Guarda caso il ministro leghista per le infrastrutture ha finanziato l’aeroporto di Firenze (e bene), tant’è’ che nei corridoi si mormora che in vista delle europee ci possano anche essere “soccorsi elettorali”.
Salvini non si candida. Chissà però che non contribuisca in qualche modo a far prendere a Renzi quel 4 per cento tanto sperato;  o che Renzi non faccia avere a Salvini voti fuori sacco proprio attraverso la linea “dangereuse” del binomio politica e affari.
Fatto sta che anche Guido Stefanelli  ha rapporti con il mondo della cyber e conosce molti tecnici che -guarda caso- hanno lavorato anche per Carrai. Non stupisce. I bene informati hanno sempre sostenuto che Intorno al governo Renzi girava di tutto: faccendieri, aziende strategiche straniere, bancarottieri e uomini d’affari.
I collaboratori più stretti del Giglio Magico sono stati in contatto per anni perfino con l’avvocato siracusano Piero Amara, quello che una volta persa la sfida contro l’ENI, ha parlato della esistenza della cosiddetta Loggia Hungaria. Dall’indagine su Amara sono emersi anche diversi scambi di documenti tra i fedelissimi di Renzi e il colosso di telecomunicazioni cinese Huawei, per la banda larga. E fu proprio Amara a presentare ad Andrea Bacci, socio del padre di Renzi quelli di Huawei che erano interessati a fare la fibra e ad entrare in quel business.

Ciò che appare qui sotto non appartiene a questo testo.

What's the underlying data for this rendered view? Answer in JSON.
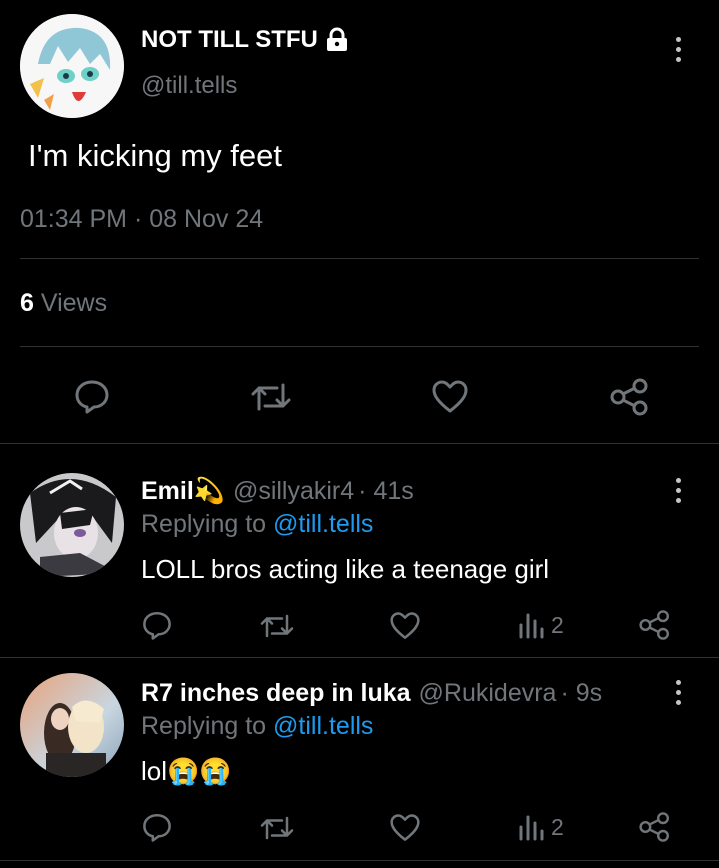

Inoltre, sempre attraverso il siciliano Amara passavano i contatti tra Luca Lotti, oggi astro non più appartenente al firmamento renziano, e alcuni manager stranieri.
Diciamo inoltre  che non mancano nemmeno i contatti con società e uomini d’affari russi, talvolta molto vicini al Cremlino. Nel 2014 Carrai propone all’allora presidente del Consiglio di prendere contatto con Igor Sechin, oligarca di Putin e proprietario del colosso petrolifero Rosneft.
Fra il 2018 e il 2019, secondo la Guardia di Finanza, Carrai e Renzi stavano poi avviando insieme una attività  di procacciatori d’affari. E gli investigatori hanno trovato traccia di proposte commerciali da presentare ad alti dignitari di Paesi esteri, come il Qatar, ma anche di investimenti in grandi aziende  italiane, come Autostrade per l’Italia o Pirelli. Oppure come la società israeliana di cyber sicurezza Cyesec, molto vicina agli apparati di sicurezza di Tel Aviv; o il colosso del gas russo Novatek, di proprietà del paperone russo Leonid Mikhelson:
“Accordo commerciale opportuno per ottimizzare la logistica – si legge in un memo tra Carrai e Renzi-propedeutico a un viaggio in Qatar”.
La stessa strategia del baratto che attuava Guido STEFANELLI ai tempi del perfezionamento dell’acquisto della Unità.